L’officier supérieur a annoncé « prendre le pouvoir » en l’absence du président Andry Rajoelina, qui, selon la radio RFI, a fui dimanche Madagascar à la suite d’un soulèvement populaire.
Celui qui doit prochainement être investi président assure ne pas vouloir confisquer le pouvoir et promet des élections dans un délai maximum de deux ans.
Nouvel homme fort de la Grande Île, Michael Randrianirina est commandant du Corps d’appui à la protection des institutions (Capsat) qui avait amené le président Rajoelina au pouvoir lors d’un coup d’État en 2009.
Né à Sevohipoty, dans la région d’Androy, à l’extrémité sud de l’île de l’océan Indien -, sa date de naissance exacte n’est pas connue.. Les antécédents familiaux de cet homme âgé de 51 ans n’ont également pas été révélés à ce jour.Formé à l’académie militaire d’Antsirabe (Acmil),
il a été gouverneur d’Androy entre 2016 et 2018, puis est devenu chef d’un bataillon d’infanterie dans la ville de Toliara jusqu’en 2022. Il a ensuite été promu à un poste de haut rang au sein du Capsat, unité d’élite influente au sein de l’appareil sécuritaire du pays.Sur le plan religieux, le colonel Michael Randrianirina est membre de la communauté des évangélistes, communément appelé “Mpiandry”, au sein de l’Église luthérienne de Madagascar.Ancien soutien d’Andry Rajoelina, il en est devenu un critique virulent ces dernières années.
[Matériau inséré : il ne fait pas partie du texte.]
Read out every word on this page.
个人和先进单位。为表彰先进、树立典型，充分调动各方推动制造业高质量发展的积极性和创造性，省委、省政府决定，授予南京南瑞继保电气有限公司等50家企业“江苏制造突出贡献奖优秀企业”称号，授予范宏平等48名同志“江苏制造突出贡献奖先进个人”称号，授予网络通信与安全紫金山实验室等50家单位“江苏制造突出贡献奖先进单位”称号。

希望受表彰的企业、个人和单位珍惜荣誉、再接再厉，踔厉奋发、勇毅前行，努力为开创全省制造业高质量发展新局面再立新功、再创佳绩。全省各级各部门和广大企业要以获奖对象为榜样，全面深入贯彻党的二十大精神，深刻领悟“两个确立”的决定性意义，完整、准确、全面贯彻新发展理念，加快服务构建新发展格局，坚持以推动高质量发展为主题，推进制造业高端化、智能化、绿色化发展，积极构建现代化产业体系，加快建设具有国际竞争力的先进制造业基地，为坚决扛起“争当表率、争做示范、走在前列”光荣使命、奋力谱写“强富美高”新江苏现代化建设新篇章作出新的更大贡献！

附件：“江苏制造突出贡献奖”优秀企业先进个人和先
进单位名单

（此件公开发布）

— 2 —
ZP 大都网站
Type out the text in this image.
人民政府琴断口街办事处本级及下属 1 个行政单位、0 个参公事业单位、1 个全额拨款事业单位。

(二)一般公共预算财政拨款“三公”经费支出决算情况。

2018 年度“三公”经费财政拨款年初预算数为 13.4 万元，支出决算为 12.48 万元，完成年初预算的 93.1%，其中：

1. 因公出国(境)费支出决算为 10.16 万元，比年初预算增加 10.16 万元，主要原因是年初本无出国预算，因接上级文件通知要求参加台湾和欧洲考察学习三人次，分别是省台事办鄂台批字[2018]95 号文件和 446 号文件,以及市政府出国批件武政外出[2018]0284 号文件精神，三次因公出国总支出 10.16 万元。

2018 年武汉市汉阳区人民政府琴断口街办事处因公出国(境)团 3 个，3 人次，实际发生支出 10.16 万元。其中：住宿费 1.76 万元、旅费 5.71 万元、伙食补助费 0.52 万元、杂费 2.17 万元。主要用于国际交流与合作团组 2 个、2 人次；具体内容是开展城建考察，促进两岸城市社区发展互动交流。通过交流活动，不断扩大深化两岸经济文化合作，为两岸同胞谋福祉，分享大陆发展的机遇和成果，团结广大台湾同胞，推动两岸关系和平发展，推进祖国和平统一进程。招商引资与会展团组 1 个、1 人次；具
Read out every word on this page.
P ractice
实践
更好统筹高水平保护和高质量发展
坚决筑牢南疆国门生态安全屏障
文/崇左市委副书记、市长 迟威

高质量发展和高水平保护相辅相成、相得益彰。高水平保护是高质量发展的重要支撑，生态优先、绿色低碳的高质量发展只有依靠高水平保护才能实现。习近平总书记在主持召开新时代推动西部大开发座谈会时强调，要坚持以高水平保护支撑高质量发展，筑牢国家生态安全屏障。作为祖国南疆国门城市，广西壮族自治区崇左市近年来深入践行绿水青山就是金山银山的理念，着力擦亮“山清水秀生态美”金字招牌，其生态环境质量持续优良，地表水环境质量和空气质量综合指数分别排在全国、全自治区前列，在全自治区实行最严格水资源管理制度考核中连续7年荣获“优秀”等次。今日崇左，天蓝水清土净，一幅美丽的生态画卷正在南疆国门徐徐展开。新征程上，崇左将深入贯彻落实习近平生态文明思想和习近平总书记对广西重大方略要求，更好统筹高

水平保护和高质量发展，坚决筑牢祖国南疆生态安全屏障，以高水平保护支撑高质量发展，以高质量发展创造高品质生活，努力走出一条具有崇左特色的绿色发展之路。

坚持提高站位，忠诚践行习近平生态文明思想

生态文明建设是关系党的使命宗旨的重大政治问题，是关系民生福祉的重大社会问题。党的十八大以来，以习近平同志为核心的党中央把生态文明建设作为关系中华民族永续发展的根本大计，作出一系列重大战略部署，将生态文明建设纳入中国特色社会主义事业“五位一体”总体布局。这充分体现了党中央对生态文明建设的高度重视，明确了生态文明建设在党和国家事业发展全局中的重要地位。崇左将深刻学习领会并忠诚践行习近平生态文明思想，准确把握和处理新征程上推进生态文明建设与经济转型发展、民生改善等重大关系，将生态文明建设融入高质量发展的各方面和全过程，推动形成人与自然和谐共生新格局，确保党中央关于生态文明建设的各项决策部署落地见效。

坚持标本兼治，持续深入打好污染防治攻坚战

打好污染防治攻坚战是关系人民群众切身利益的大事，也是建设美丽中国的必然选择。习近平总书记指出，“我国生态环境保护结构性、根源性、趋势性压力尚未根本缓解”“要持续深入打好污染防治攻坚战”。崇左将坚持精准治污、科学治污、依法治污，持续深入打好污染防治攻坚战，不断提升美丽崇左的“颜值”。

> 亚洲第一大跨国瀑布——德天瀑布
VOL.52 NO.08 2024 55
En novembre 2023, soupçonné d’avoir incité l’armée à se mutiner, il avait été arrêté, inculpé, traduit en justice et envoyé en prison le jour même.Libéré en février 2024 après une condamnation à une peine avec sursis pour atteinte à la sécurité de l’État, il avait finalement retrouvé les rangs du Capsat.Le 11 octobre, alors que les manifestations de la GenZ contre Andry Rajoelina prenaient de l’ampleur, le colonel Randrianirina avait appelé les forces de sécurité malgaches à désobéir aux ordres d’ouvrir le feu sur les manifestants, incitant certains soldats du Capsat à rejoindre les manifestations.